The other big reason to not focus on a person’s degree is because that’s often a euphemism for “someone who is fresh out of grad school.” And that leads to the next antipattern:
Why it sounds reasonable: Maybe your budget doesn’t stretch enough to hire someone with a ton of experience. Or you have the budget, but the senior-level candidates you interview keep turning you down. The only people who are willing to move forward are fresh out of school, and you need to get started on your data projects, so … Going with an entry-level candidate is fine, right?
Why it falls apart: If this is your company’s first data hire, you are filling a very special talent gap. You don’t just need muscle to execute on projects; you need someone who can show the company how data projects are actually done. Someone with hands-on experience training and deploying models, and analyzing data. They’ll understand how to work with stakeholders, product owners, and software developers in order to bring your projects over the finish line.
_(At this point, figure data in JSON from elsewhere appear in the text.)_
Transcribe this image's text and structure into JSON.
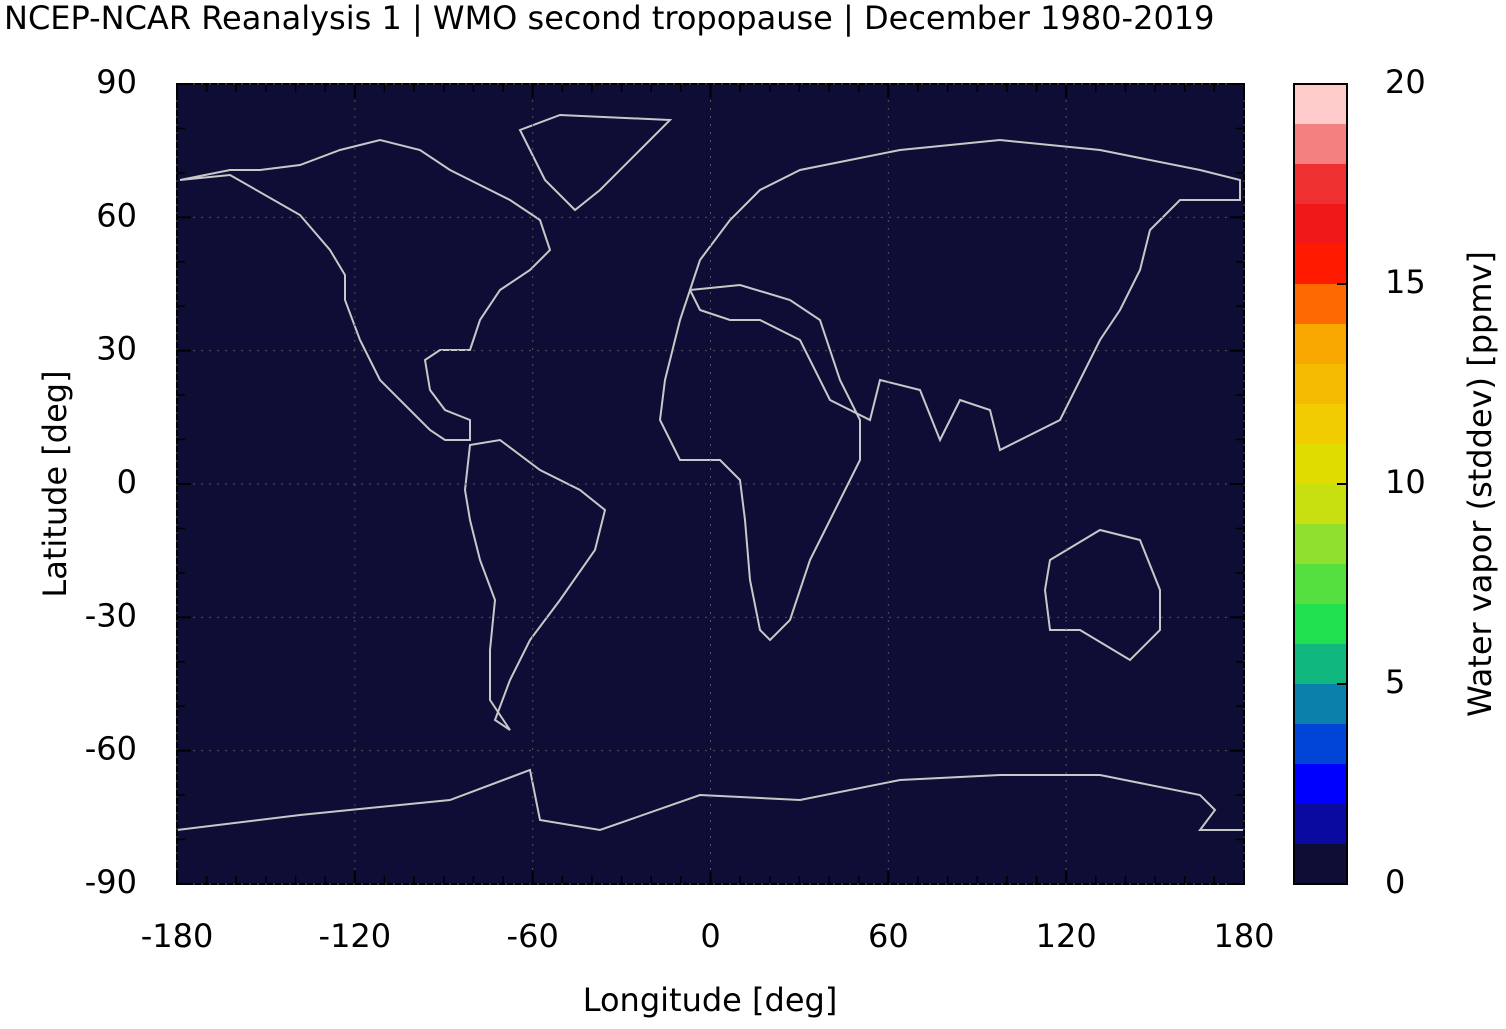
{
  "chart_data": {
    "type": "map",
    "title": "NCEP-NCAR Reanalysis 1 | WMO second tropopause | December 1980-2019",
    "xlabel": "Longitude [deg]",
    "ylabel": "Latitude [deg]",
    "xlim": [
      -180,
      180
    ],
    "xticks": [
      -180,
      -120,
      -60,
      0,
      60,
      120,
      180
    ],
    "ylim": [
      -90,
      90
    ],
    "yticks": [
      -90,
      -60,
      -30,
      0,
      30,
      60,
      90
    ],
    "grid": true,
    "field_color": "#0d0d35",
    "coastline_color": "#c8c8c8",
    "colorbar": {
      "label": "Water vapor (stddev) [ppmv]",
      "lim": [
        0,
        20
      ],
      "ticks": [
        0,
        5,
        10,
        15,
        20
      ],
      "levels": [
        0,
        1,
        2,
        3,
        4,
        5,
        6,
        7,
        8,
        9,
        10,
        11,
        12,
        13,
        14,
        15,
        16,
        17,
        18,
        19,
        20
      ],
      "colors": [
        "#0d0d35",
        "#0a0aa0",
        "#0000ff",
        "#0044d8",
        "#0a80aa",
        "#10b880",
        "#20e050",
        "#55e040",
        "#90e030",
        "#c8e010",
        "#e0dc00",
        "#f0cc00",
        "#f4bb00",
        "#f8a800",
        "#ff6a00",
        "#ff1a00",
        "#f01818",
        "#ee3030",
        "#f58080",
        "#ffcccc"
      ]
    }
  }
}
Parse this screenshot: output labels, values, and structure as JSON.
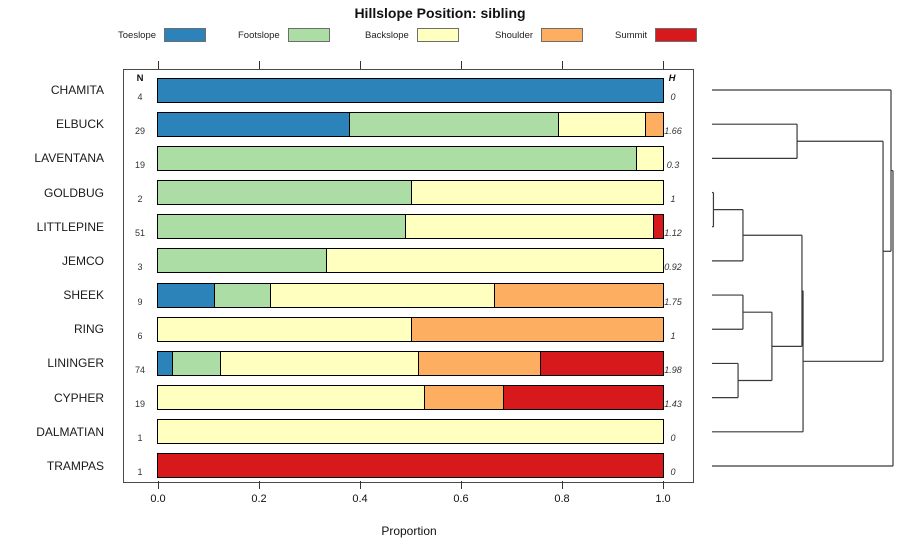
{
  "title": "Hillslope Position: sibling",
  "axis": {
    "xlabel": "Proportion",
    "tick_labels": [
      "0.0",
      "0.2",
      "0.4",
      "0.6",
      "0.8",
      "1.0"
    ]
  },
  "columns": {
    "n_header": "N",
    "h_header": "H"
  },
  "legend": [
    {
      "label": "Toeslope",
      "color": "#2B83BA"
    },
    {
      "label": "Footslope",
      "color": "#ABDDA4"
    },
    {
      "label": "Backslope",
      "color": "#FFFFBF"
    },
    {
      "label": "Shoulder",
      "color": "#FDAE61"
    },
    {
      "label": "Summit",
      "color": "#D7191C"
    }
  ],
  "chart_data": {
    "type": "bar",
    "stacked": true,
    "orientation": "horizontal",
    "title": "Hillslope Position: sibling",
    "xlabel": "Proportion",
    "xlim": [
      0,
      1
    ],
    "grid": false,
    "legend_position": "top",
    "categories": [
      "CHAMITA",
      "ELBUCK",
      "LAVENTANA",
      "GOLDBUG",
      "LITTLEPINE",
      "JEMCO",
      "SHEEK",
      "RING",
      "LININGER",
      "CYPHER",
      "DALMATIAN",
      "TRAMPAS"
    ],
    "n_values": [
      4,
      29,
      19,
      2,
      51,
      3,
      9,
      6,
      74,
      19,
      1,
      1
    ],
    "h_values": [
      "0",
      "1.66",
      "0.3",
      "1",
      "1.12",
      "0.92",
      "1.75",
      "1",
      "1.98",
      "1.43",
      "0",
      "0"
    ],
    "series": [
      {
        "name": "Toeslope",
        "color": "#2B83BA",
        "values": [
          1.0,
          0.379,
          0.0,
          0.0,
          0.0,
          0.0,
          0.111,
          0.0,
          0.027,
          0.0,
          0.0,
          0.0
        ]
      },
      {
        "name": "Footslope",
        "color": "#ABDDA4",
        "values": [
          0.0,
          0.414,
          0.947,
          0.5,
          0.49,
          0.333,
          0.111,
          0.0,
          0.095,
          0.0,
          0.0,
          0.0
        ]
      },
      {
        "name": "Backslope",
        "color": "#FFFFBF",
        "values": [
          0.0,
          0.172,
          0.053,
          0.5,
          0.49,
          0.667,
          0.444,
          0.5,
          0.392,
          0.526,
          1.0,
          0.0
        ]
      },
      {
        "name": "Shoulder",
        "color": "#FDAE61",
        "values": [
          0.0,
          0.035,
          0.0,
          0.0,
          0.0,
          0.0,
          0.334,
          0.5,
          0.243,
          0.158,
          0.0,
          0.0
        ]
      },
      {
        "name": "Summit",
        "color": "#D7191C",
        "values": [
          0.0,
          0.0,
          0.0,
          0.0,
          0.02,
          0.0,
          0.0,
          0.0,
          0.243,
          0.316,
          0.0,
          1.0
        ]
      }
    ]
  },
  "dendrogram": {
    "note": "merges reference leaves as negative 1-based category indices, prior merges as positive 1-based merge indices; h = normalized merge height 0..1",
    "merges": [
      [
        -4,
        -5,
        0.008
      ],
      [
        1,
        -6,
        0.171
      ],
      [
        -7,
        -8,
        0.171
      ],
      [
        -9,
        -10,
        0.144
      ],
      [
        3,
        4,
        0.331
      ],
      [
        2,
        5,
        0.497
      ],
      [
        6,
        -11,
        0.503
      ],
      [
        -2,
        -3,
        0.47
      ],
      [
        8,
        7,
        0.945
      ],
      [
        -1,
        9,
        0.989
      ],
      [
        10,
        -12,
        1.0
      ]
    ]
  }
}
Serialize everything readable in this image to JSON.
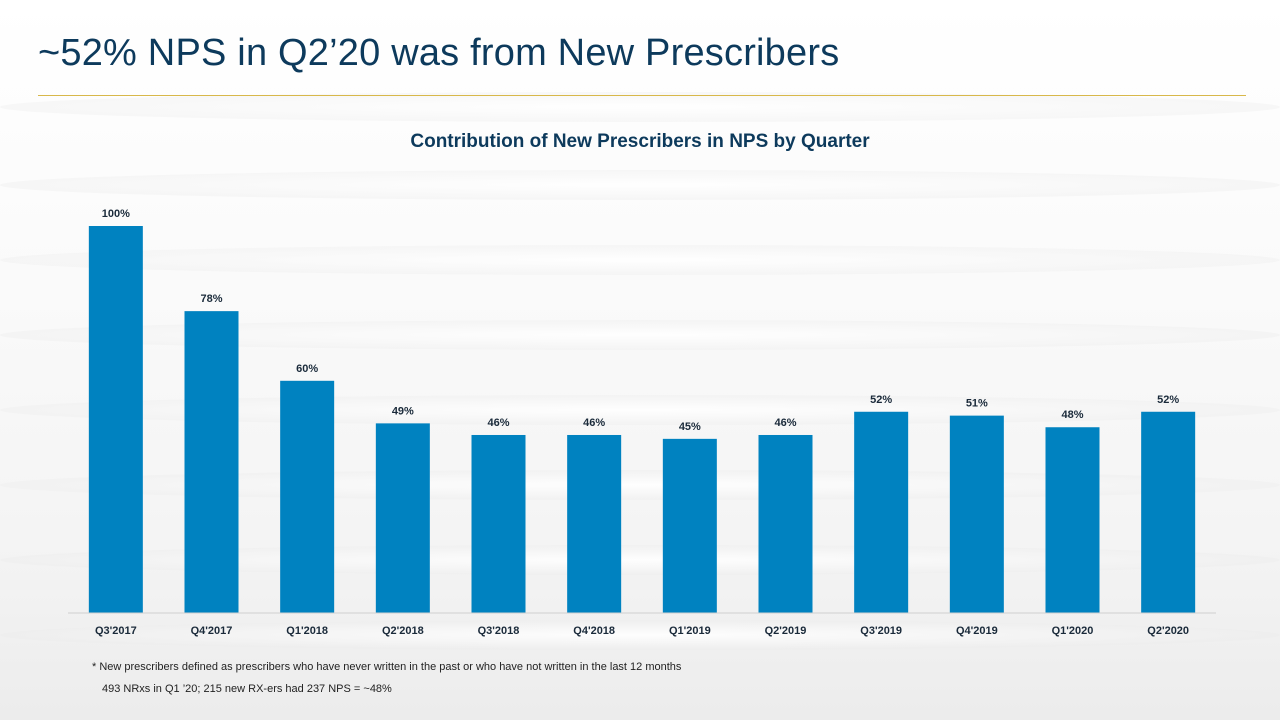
{
  "slide": {
    "title": "~52% NPS in Q2’20 was from New Prescribers"
  },
  "footnotes": {
    "definition": "* New prescribers defined as prescribers who have never written in the past or who have not written in the last 12 months",
    "calc": "493 NRxs in Q1 ’20; 215 new RX-ers had 237 NPS = ~48%"
  },
  "colors": {
    "bar": "#0082c0",
    "title": "#0d3a5c",
    "rule": "#d8b84a"
  },
  "chart_data": {
    "type": "bar",
    "title": "Contribution of New Prescribers in NPS by Quarter",
    "xlabel": "",
    "ylabel": "",
    "categories": [
      "Q3'2017",
      "Q4'2017",
      "Q1'2018",
      "Q2'2018",
      "Q3'2018",
      "Q4'2018",
      "Q1'2019",
      "Q2'2019",
      "Q3'2019",
      "Q4'2019",
      "Q1'2020",
      "Q2'2020"
    ],
    "values": [
      100,
      78,
      60,
      49,
      46,
      46,
      45,
      46,
      52,
      51,
      48,
      52
    ],
    "data_labels": [
      "100%",
      "78%",
      "60%",
      "49%",
      "46%",
      "46%",
      "45%",
      "46%",
      "52%",
      "51%",
      "48%",
      "52%"
    ],
    "ylim": [
      0,
      100
    ],
    "grid": false,
    "legend": "none"
  }
}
Compare that to an entry-level hire. They’re smart, they’re eager, and they’ll definitely learn over time … but … they’ve never done this before. They’ll wind up making decisions well beyond their knowledge. Through no fault of their own, there’s a very strong chance that they will cost you money down the road as you undo (and then redo) their work.
**What to do instead: **Hold off on entry-level hires until you have built an environment that is able to support and nurture them. Ideally, that means inviting them into a team where experienced data scientists and ML engineers can mentor them on industry best practices and show them the ropes on how they’ve built out your company’s data shop.
Let’s say that you’ve developed a realistic road map and you have identified a time-sensitive use case for ML/AI. Great! A few months pass by but your job post just isn’t getting any bites. It’s tempting to keep holding out for a full-time employee (FTE), isn’t it?
Why it sounds reasonable: You really, really want an FTE in this role. You want someone who can grow with the company and really become a part of the team long-term.
Why it falls apart: For your first data hire, you face two competing concerns: one is to find an FTE to fill the role; the other is to get started on your data projects.
Even with recent layoffs from the bigger-named tech companies, you’re still in competition with … every other company that wants a data scientist or data engineer or ML engineer. It could take ages to fill that seat. And in the meantime, the clock is ticking on your time-to-market. What’s the opportunity cost of you waiting for your perfect hiring scenario?
The solution: It’s time to engage outside help to get you started. Whether you retain the services of an individual, independent consultant or a larger firm, want someone who has tons of experience. They’ll be able to deliver on the projects and also bring your company up to speed on industry best practices along the way.
All of these antipatterns certainly sound logical, don’t they? I can see why executives would follow them. The trick is that, as the name would imply, an antipattern is really a recipe for a bad outcome. At best, they work because of luck. At worst, they cost you time, effort, and money as you have to course-correct (or even start over).
Building out a data science team starts with this critical first hire. This may sound daunting but you can still shift the odds in your favor: develop a plan, focus on candidates’ skills, seek out an experienced practitioner, and kick-start your efforts with outside help if needed. These steps will improve your chances of success in hiring, and position your data efforts for a win over the long term.